# What is the maximum number of distinct positive integer's square that sums up to $2002$?

What is the maximum number of distinct positive integer's square that sums up to $2002$ ?

My tries:

$$\frac{n(n+1)(2n+1)}{6} = 2002$$ $$\implies n\approx 17$$ but am clueless as to how to proceed any further.

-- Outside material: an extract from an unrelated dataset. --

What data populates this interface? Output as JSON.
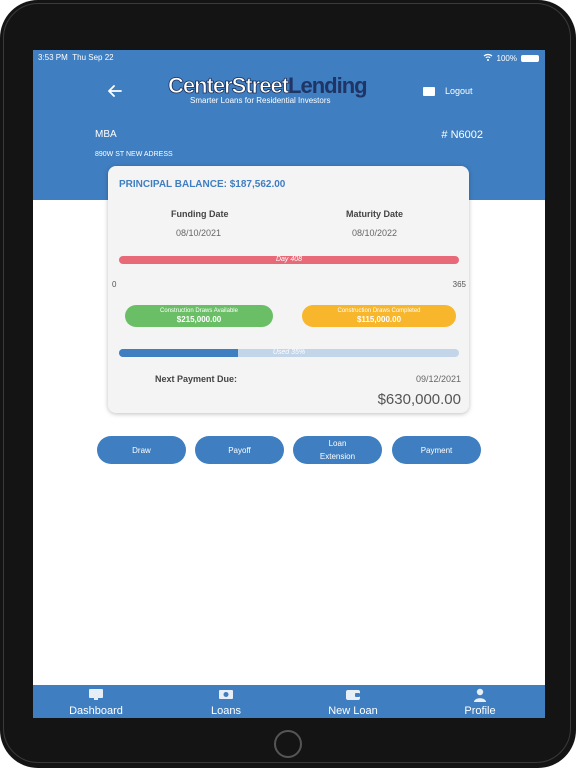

• Id $0^2$ allowed? And is $(-1)^2$ counted distinct from $1^2$ because $-1\ne 1$ or counted as same because $(-1)^201^2$? – Hagen von Eitzen Jul 14 '17 at 17:46
• @HagenvonEitzen no, the integers are supposed to be positive. – ami_ba Jul 14 '17 at 17:48
• I read the question as: Maximize $n$ such that $x_1^2 + \cdots + x_n^2 = 2002$ where $x_i \in \mathbb N^*$. – lhf Jul 14 '17 at 17:51
• @lhf Yes. That's correct. – ami_ba Jul 14 '17 at 17:53
• My first guess would be $$2002=2109-107=\sum_{k=1}^{18}k^2-(1^2+5^2+9^2).$$ Fifteen squares. May be approaching from the other direction allows improvements? This was partly motivated by a result due to Sprague that all the integers $>128$ (and many below that threshold) can be written as a sum of distinct squares. $107$ was not quite large enough, but in that set anyway. As it turned out, approaching $2002$ from above lead to a better solution. – Jyrki Lahtonen Jul 14 '17 at 18:06

From $\frac {17(17+1)(2\cdot 17+1)}6 \lt 2002 \lt \frac {18(18+1)(2\cdot 18+1)}6$ you can conclude that at most $17$ distinct squares can be chosen to sum to $2002$ because the smallest $18$ add up to too much. Now you need to show that you can find $17$. If we were asked the same question for $34$ we could conclude from $1^2+2^2+3^2+4^2$ that it was at most $4$, but in fact the best we can do is $3^2+5^2$ for two. We have $\frac {17(17+1)(2\cdot 17+1)}6=1785$ so you need to increase the sum by $217$. If we delete $a^2$ from the list and add $b^2$ we want $b^2-a^2=217=(b-a)(b+a)=7\cdot 31$, which gives $b=19,a=12$ and our list is all the numbers from $1$ to $17$ except $12$ plus $19$
Your estimate gives an upper bound: Even the smallest sum obtainable from $18$ distinct positive squares is $1^2+2^2+\ldots+18^2=2109>2002$, hence we can have at most $17$ squares.
Let's try to find a solution with $17$ squares. If $k\le 17$ is the first number the sequence $x_1<x_2<\ldots< x_{17}$ omits, then $x_1^2+\ldots +x_{17}^2\ge 2109 -k^2$. We conclude $k\ge 11$ and want to solve $$x_{11}^2+\ldots +x_{17}^2=2002-(1^2+2^2+\ldots+10^2)=1617$$ Also, $2109-k^2=2002$ has no integer solution, so that there must be at least a second omitted numbre $l$. Can we find $l>k\ge 11$ such that $1^2+2^2+\ldots+19^2-k^2-l^2=2002$? That is, $k^2+l^2=468$? First try, $468-11^2$ is not a square. But the second try gives $468-12^2=18^2$. So $$2002=1^2+2^2+3^3+4^4+5^2+6^2+7^2+8^2+9^2+10^2+11^2+13^2+14^2+15^2+16^2+17^2+19^2$$ shows that we can write $2002$ a sum of $17$ distinct positive squares.
A different approach. We have $$6\cdot 2002 = 2^2\cdot 3\cdot 7\cdot 11\cdot 13 \tag{1}$$ but there is no way of regrouping the terms in the RHS as $a\cdot b\cdot c$ with $a,b,c\in\mathbb{N}$, $b\approx a$ and $c\approx 2b$ (that would lead to $b\approx 18$, but the closest we can get through factors in the RHS is $21=3\cdot 7$ or $22=2\cdot 11$) so $2002$ is not a number of the form $1^2+2^2+\ldots+m^2$.